Figures for the first six months of 2000 continue to paint a robust picture of world airline traffic, with all regions posting steady gains. However, growth has been more than matched by massive increases in fuel prices.

European carriers generally matched the strong performance of their counterparts across the Atlantic in the first half of 2000 (see US results on previous page). Highlights included double-digit passenger traffic growth from Iberia and Sabena.

The Association of European Airlines (AEA) reports that its members collectively raised passenger load factors by over two percentage points to 71.8% on international routes (see table on page 116). Other good news saw total international traffic rise by 8.9%, whereas capacity only grew by 5.5%. While growth on the North Atlantic continues to run at 10%there has been a marked cooling since the excesses last summer.

Yet the first-half financial results now starting to appear demonstrate how the operational gains are being eaten away by fuel rises. The SAirLines - Swissair, Crossair and Balair - paid an additional $98 million for fuel in the first six months. This wiped out any prospect of a profit, and the airlines dipped to a loss of $90 million. "If fuel prices stay at current levels the airline result will remain negative in spite of increased capacity and rising productivity," warned SAirGroup chief executive Philippe Bruggisser.

Although it hedges a large part of its fuel needs, SAS said the cost of fuel rose £77 million, or 69%, in the first half. But on the positive side, SAS welcomes signs of an easing of overcapacity within Europe which had hit profits in 1999.

The Lufthansa group also produced a strong improvement for the half, showing operating profits of $317 million, up 18%. It has now revised its profit expectations upwards for the full year. A combination of high oil prices and the strength of the dollar caused spending on fuel to soar by $222 million or 64%. Like many others, a comprehensive hedging policy softened the blow to a large extent.

KLM believes its performance held up well despite a doubling of fuel costs. It managed to sustain strong growth in both passenger and cargo business through the first half, and for the April to June quarter saw an overall yield gain of 4%, building on a 1% gain from January to March.

As KLM sees the results of its "Baseline" cost reduction programme feed into the bottom line, it believes an e-business venture with 13 other carriers will make an impact too. It expects to save $13 million annually as a result of electronic purchasing, said Rob Abrahamsen, chief financial officer.

British Airways is cautiously optimistic for the revenue outlook over the summer season, with lower capacity growth in the market supporting yields and load factors.

Asian growth

The first six months of the year also brought further evidence to show that Asia-Pacific carriers are sustaining their recovery. Leading the pack, Cathay Pacific saw passenger numbers soar by 17%. The improved performance was especially marked in its key North Asian markets.
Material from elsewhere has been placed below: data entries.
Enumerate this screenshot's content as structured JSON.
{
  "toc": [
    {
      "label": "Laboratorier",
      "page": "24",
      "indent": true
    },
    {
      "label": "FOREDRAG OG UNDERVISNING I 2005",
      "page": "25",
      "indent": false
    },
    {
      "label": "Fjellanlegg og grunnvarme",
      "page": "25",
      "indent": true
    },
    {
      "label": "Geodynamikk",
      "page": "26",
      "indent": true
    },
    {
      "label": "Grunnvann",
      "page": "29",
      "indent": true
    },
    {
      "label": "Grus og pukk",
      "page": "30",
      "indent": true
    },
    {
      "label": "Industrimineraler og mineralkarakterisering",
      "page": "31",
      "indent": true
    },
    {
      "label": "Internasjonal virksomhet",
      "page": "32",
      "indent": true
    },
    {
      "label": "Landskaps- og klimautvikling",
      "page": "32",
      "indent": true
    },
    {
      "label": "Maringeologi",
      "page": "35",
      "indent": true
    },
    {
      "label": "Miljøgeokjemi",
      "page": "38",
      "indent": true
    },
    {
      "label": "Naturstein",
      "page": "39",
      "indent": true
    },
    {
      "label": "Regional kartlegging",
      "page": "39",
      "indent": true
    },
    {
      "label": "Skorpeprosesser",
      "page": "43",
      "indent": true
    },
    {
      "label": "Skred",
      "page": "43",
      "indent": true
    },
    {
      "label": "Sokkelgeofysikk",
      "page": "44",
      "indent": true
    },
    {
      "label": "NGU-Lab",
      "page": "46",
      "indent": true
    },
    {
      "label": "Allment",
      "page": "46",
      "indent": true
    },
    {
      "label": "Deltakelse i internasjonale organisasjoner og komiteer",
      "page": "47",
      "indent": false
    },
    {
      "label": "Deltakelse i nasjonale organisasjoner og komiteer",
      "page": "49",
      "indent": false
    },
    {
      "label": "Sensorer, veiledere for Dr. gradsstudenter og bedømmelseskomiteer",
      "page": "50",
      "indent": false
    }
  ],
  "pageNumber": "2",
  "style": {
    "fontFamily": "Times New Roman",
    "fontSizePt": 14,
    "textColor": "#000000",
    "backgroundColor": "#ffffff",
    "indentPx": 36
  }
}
However, it noted that although passenger load factors were strong, passenger yields only rose marginally, and were still well short of levels seen in the early 1990s.

Qantas is one Asia Pacific carrier that believes its fuel hedging policy has paid great dividends. "It is significant that although market prices for fuel increase by more than 44% during the year, Qantas was able to reduce this impact by over 80% through our active fuel hedging strategy which generated savings in excess of $159 million," said Margaret Jackson, whose appointment as chairman became effective on 1 August.

In the US, while the big three of American, Delta and United recorded modest traffic rises, Northwest, Southwest and America West made major gains. As usual, the most impressive performer is Southwest, which saw passenger numbers rise to over 30 million.